The book was translated as The Ice Princess by American translator Steven T. Murray and published in the UK by HarperCollins in 2008. It was published in the US in June 2010 by Free Press and Pegasus, and has been reprinted several times since.

== Critical reception ==
The Publishers Weekly review reflected that, in her first novel, "Läckberg skillfully details how horrific secrets are never completely buried and how silence can kill the soul." Kirkus Reviews noted that the novel turns up "the sordidness of the wealthy, the appalling effects of child abuse and the general mayhem that ensues whenever cabin fever sets in".

The Ice Princess was listed in Time magazine's "The 100 Best Mystery and Thriller Books" list in 2023.

==Themes==
The difficulty of parent-child relationships is a recurring theme in The Ice Princess. True to the genre of Scandinavian crime fiction (often called Nordic noir), a heavy emphasis is given to characterization and (especially in Lackberg's instance) the development of the small town where the crime occurs. The importance of the location is emphasized by the inclusion of a map of Fjällbacka, and the depictions of the landscape are both colorful and integral to the plot.

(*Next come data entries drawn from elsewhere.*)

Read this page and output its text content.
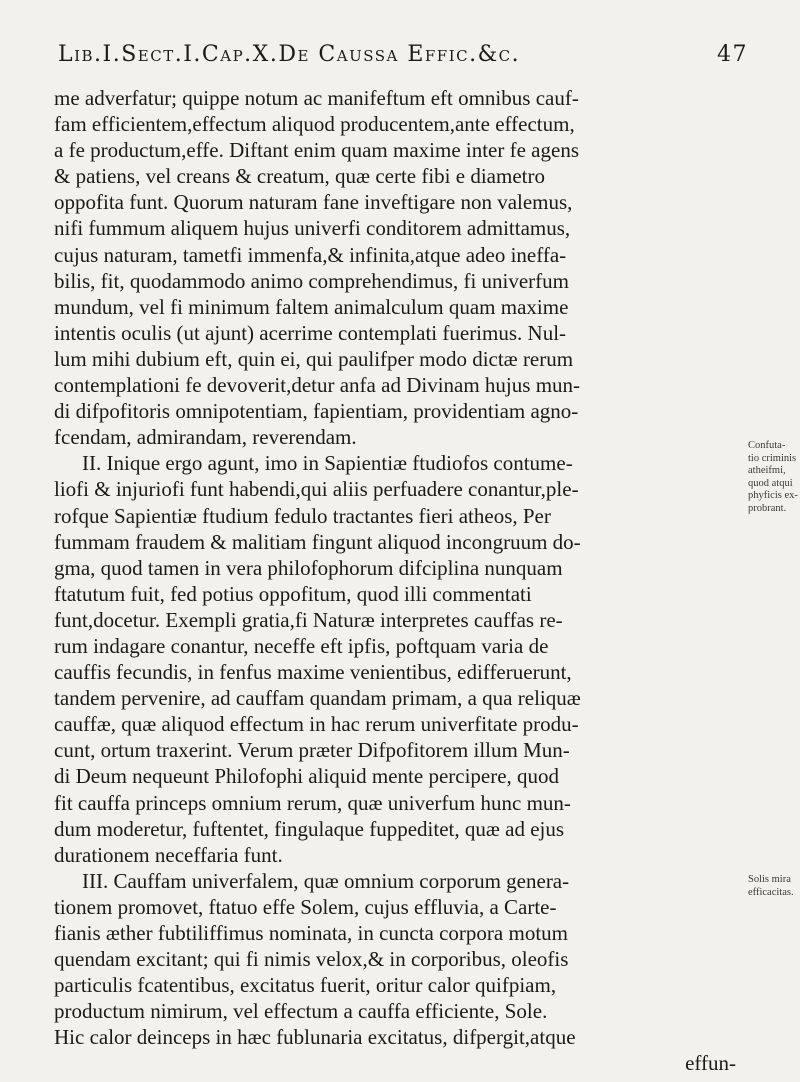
Lib.I.Sect.I.Cap.X.De Caussa Effic.&c.	47
me adverfatur; quippe notum ac manifeftum eft omnibus cauf-
fam efficientem,effectum aliquod producentem,ante effectum,
a fe productum,effe. Diftant enim quam maxime inter fe agens
& patiens, vel creans & creatum, quæ certe fibi e diametro
oppofita funt. Quorum naturam fane inveftigare non valemus,
nifi fummum aliquem hujus univerfi conditorem admittamus,
cujus naturam, tametfi immenfa,& infinita,atque adeo ineffa-
bilis, fit, quodammodo animo comprehendimus, fi univerfum
mundum, vel fi minimum faltem animalculum quam maxime
intentis oculis (ut ajunt) acerrime contemplati fuerimus. Nul-
lum mihi dubium eft, quin ei, qui paulifper modo dictæ rerum
contemplationi fe devoverit,detur anfa ad Divinam hujus mun-
di difpofitoris omnipotentiam, fapientiam, providentiam agno-
fcendam, admirandam, reverendam.
II. Inique ergo agunt, imo in Sapientiæ ftudiofos contume-
liofi & injuriofi funt habendi,qui aliis perfuadere conantur,ple-
rofque Sapientiæ ftudium fedulo tractantes fieri atheos, Per
fummam fraudem & malitiam fingunt aliquod incongruum do-
gma, quod tamen in vera philofophorum difciplina nunquam
ftatutum fuit, fed potius oppofitum, quod illi commentati
funt,docetur. Exempli gratia,fi Naturæ interpretes cauffas re-
rum indagare conantur, neceffe eft ipfis, poftquam varia de
cauffis fecundis, in fenfus maxime venientibus, edifferuerunt,
tandem pervenire, ad cauffam quandam primam, a qua reliquæ
cauffæ, quæ aliquod effectum in hac rerum univerfitate produ-
cunt, ortum traxerint. Verum præter Difpofitorem illum Mun-
di Deum nequeunt Philofophi aliquid mente percipere, quod
fit cauffa princeps omnium rerum, quæ univerfum hunc mun-
dum moderetur, fuftentet, fingulaque fuppeditet, quæ ad ejus
durationem neceffaria funt.
III. Cauffam univerfalem, quæ omnium corporum genera-
tionem promovet, ftatuo effe Solem, cujus effluvia, a Carte-
fianis æther fubtiliffimus nominata, in cuncta corpora motum
quendam excitant; qui fi nimis velox,& in corporibus, oleofis
particulis fcatentibus, excitatus fuerit, oritur calor quifpiam,
productum nimirum, vel effectum a cauffa efficiente, Sole.
Hic calor deinceps in hæc fublunaria excitatus, difpergit,atque
effun-
Confuta-
tio criminis
atheifmi,
quod atqui
phyficis ex-
probrant.
Solis mira
efficacitas.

In multiple instances throughout the book, Läckberg explores interesting details dealing with food, and body and self esteem issues.

==Adaptations==
A graphic novel version of the novel was published in French by Belgian publisher Casterman in 2014, as La princesse des glaces.

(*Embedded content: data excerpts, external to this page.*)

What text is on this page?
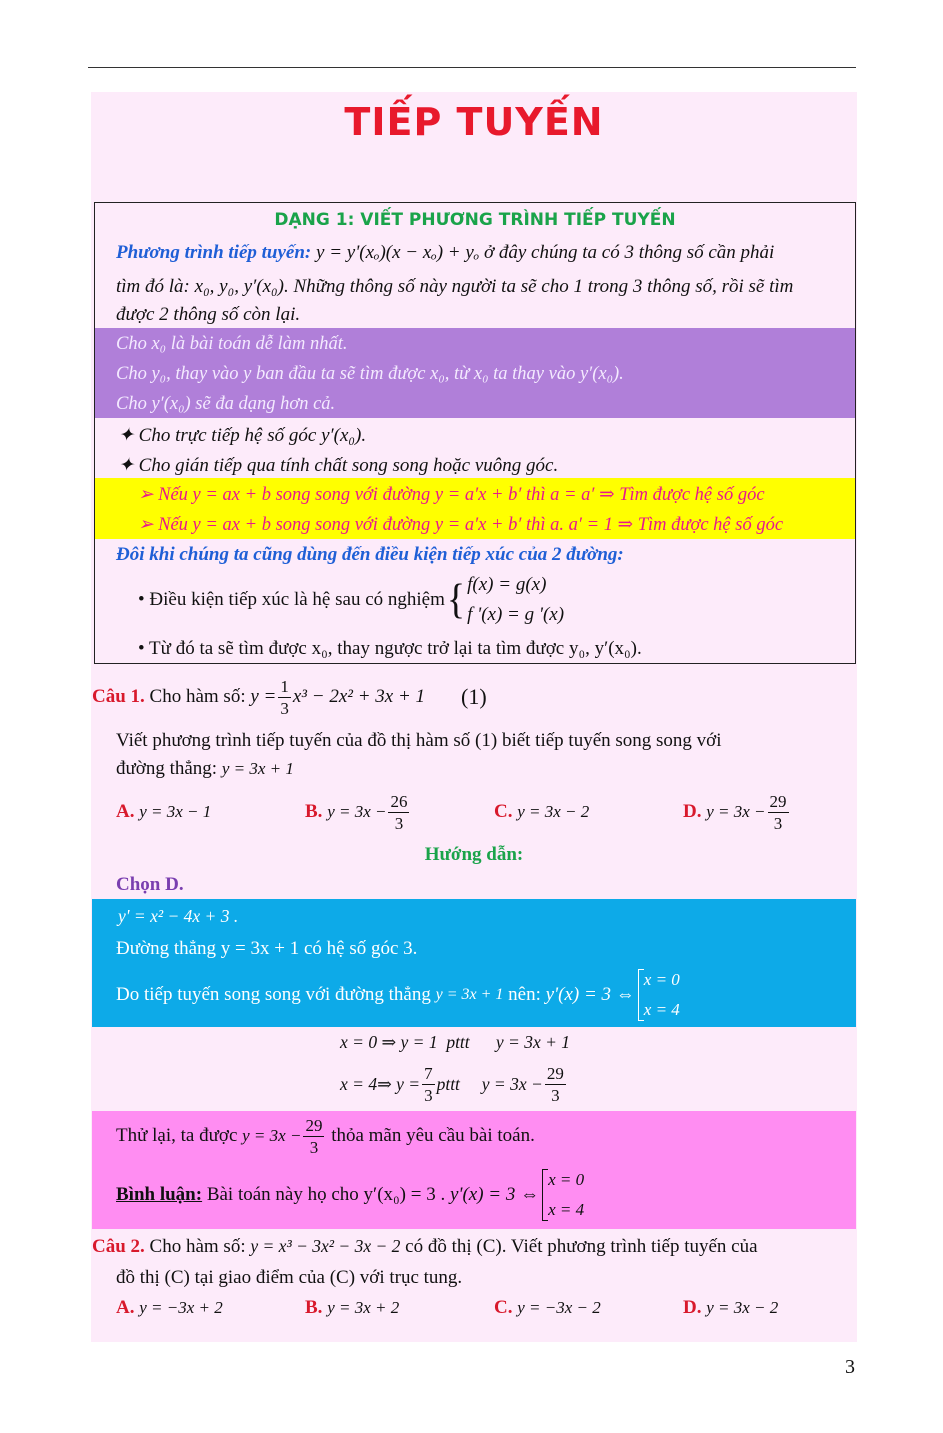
TIẾP TUYẾN
DẠNG 1: VIẾT PHƯƠNG TRÌNH TIẾP TUYẾN
Phương trình tiếp tuyến: y = y'(xₒ)(x − xₒ) + yₒ ở đây chúng ta có 3 thông số cần phải
tìm đó là: x₀, y₀, y′(x₀). Những thông số này người ta sẽ cho 1 trong 3 thông số, rồi sẽ tìm
được 2 thông số còn lại.
Cho x₀ là bài toán dễ làm nhất.
Cho y₀, thay vào y ban đầu ta sẽ tìm được x₀, từ x₀ ta thay vào y′(x₀).
Cho y′(x₀) sẽ đa dạng hơn cả.
✦ Cho trực tiếp hệ số góc y′(x₀).
✦ Cho gián tiếp qua tính chất song song hoặc vuông góc.
➢ Nếu y = ax + b song song với đường y = a′x + b′ thì a = a′ ⇒ Tìm được hệ số góc
➢ Nếu y = ax + b song song với đường y = a′x + b′ thì a. a′ = 1 ⇒ Tìm được hệ số góc
Đôi khi chúng ta cũng dùng đến điều kiện tiếp xúc của 2 đường:
• Điều kiện tiếp xúc là hệ sau có nghiệm { f(x) = g(x)
f '(x) = g '(x)
• Từ đó ta sẽ tìm được x₀, thay ngược trở lại ta tìm được y₀, y′(x₀).
Câu 1.
Cho hàm số:
$y = \frac{1}{3} x^3 - 2x^2 + 3x + 1$ (1)
Viết phương trình tiếp tuyến của đồ thị hàm số (1) biết tiếp tuyến song song với
đường thẳng: y = 3x + 1
A.
y = 3x − 1	B.
$y = 3x - \frac{26}{3}$	C.
y = 3x − 2	D.
$y = 3x - \frac{29}{3}$
Hướng dẫn:
Chọn D.
y' = x² − 4x + 3 .
Đường thẳng y = 3x + 1 có hệ số góc 3.
Do tiếp tuyến song song với đường thẳng
y = 3x + 1
nên:
y'(x) = 3 ⇔
x = 0
x = 4
x = 0 ⇒ y = 1  pttt      y = 3x + 1
x = 4⇒ $y = \frac{7}{3}$ pttt     $y = 3x - \frac{29}{3}$
Thử lại, ta được
$y = 3x - \frac{29}{3}$
thỏa mãn yêu cầu bài toán.
Bình luận:
Bài toán này họ cho y′(x₀) = 3 .
y'(x) = 3 ⇔
x = 0
x = 4
Câu 2. Cho hàm số: y = x³ − 3x² − 3x − 2 có đồ thị (C). Viết phương trình tiếp tuyến của
đồ thị (C) tại giao điểm của (C) với trục tung.
A. y = −3x + 2	B. y = 3x + 2	C. y = −3x − 2	D. y = 3x − 2
3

Isprinsessan was adapted as a telemovie in 2007.

==Characters==
- Erika Falck: Writer and journalist who gets involved as an amateur sleuth.
- Patrik Hedström: Detective Inspector in Tanumshede, romantic interest of Erika.
- Bertil Mellberg: Detective Chief Inspector, often seen as lazy and not very competent.
- Gösta Flygare: Detective Inspector.
- Anna Maxwell (née Falck): Erika's sister.
- Lucas Maxwell: Anna's abusive husband.
- Pernilla Karlsson: Wife of Erika’s high school sweetheart
- Dan Karlsson: Pernilla's husband. Former boyfriend of Erika
- Eilert Berg: Old working man who finds Alexandra's corpse.
- Alexandra Wijkner (née Carlgen): Victim whose corpse is found in a frozen bath.
- Henrik Wijkner: Alexandra's husband.
- Karl Erik Carlgen: Alexandra's father, who lives in Särö.
- Birgit Carlgen (née Persson): Alexandra's mother.
- Julia Carlgen: Alexandra's thirteen year younger sister.
- Nelly Lorentz: Widow of a rich businessman.
- Nils Lorentz: Nelly's son, who disappeared many years ago.
- Jan Lorentz: Nelly's adopted son, who took over the tin can food company.
- Anders Nilsson: Alcoholic painter.
- Vera Nilsson: Anders' mother.
- Francine Sandberg (née Bijoux): Friend of Alexandra who started an art gallery with her.
- Bengt Larsson: Former convict, friend of Anders.